You erroneously made the assertion that developers and people such as myself do not appreciate the social or economic aspects of Bitcoin, I have demonstrated that to be false. I will remind you of the reason for the carefully designed synchronicity between the technical, the social, and the economic: immutability. Not just of the blockchain itself, but of the rules that define its validity. If you cannot verify the rules you agreed to are being followed, then you are forced to trust the people that do. You are also forced to just follow the rules those people enforce with no say or recourse.
Whether people like it or not, the cost of validating is intrinsically tied to whether or not users can utilize Bitcoin without trusting anyone else. Without relying on third parties that can choose to act as gatekeepers.

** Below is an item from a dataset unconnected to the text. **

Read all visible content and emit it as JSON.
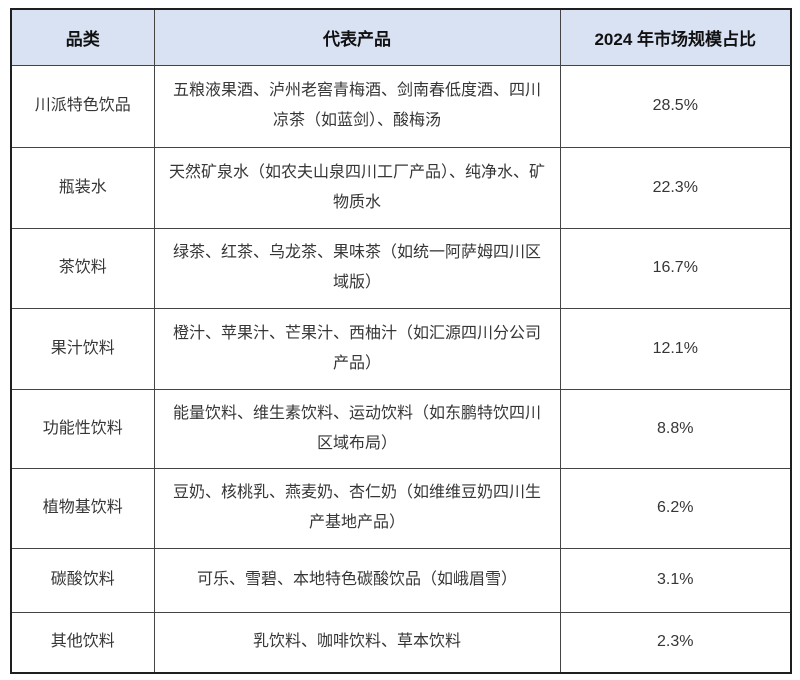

When I am confronted with the types of ultimatums, arguments, emotionally manipulative pleas(such as the ones in your article trying to stoke fear of a contentious hardfork while at the same time advocating for one) from people who seemingly fail to grasp the true complexities and nature of Bitcoin’s scaling issues, I see it as people attempting to take control of my money.
I will never accept that. I will never compromise that. That’s not because of tribalism, or “blindness” to the non-technical aspects of Bitcoin. That is because I am here for a trustless immutable money. If that is what you are here for, there is no need for compromises, just patience.
The higher the cost of running a validating node gets, the higher the total percentage of Bitcoin users forced to use Bitcoin as a trusted system gets. And the less people decide what the rules of that system are. The further we go in that direction, the more Bitcoin’s immutability in all senses gets weaker. You will never get unity until the people refusing to acknowledge the gravity of that reality, refusing to acknowledge the complexity of the issues that stand to accelerate that process, wake up and acknowledge it. Unity comes from open collaboration, not dictating terms to win disproportionate favor in a compromise.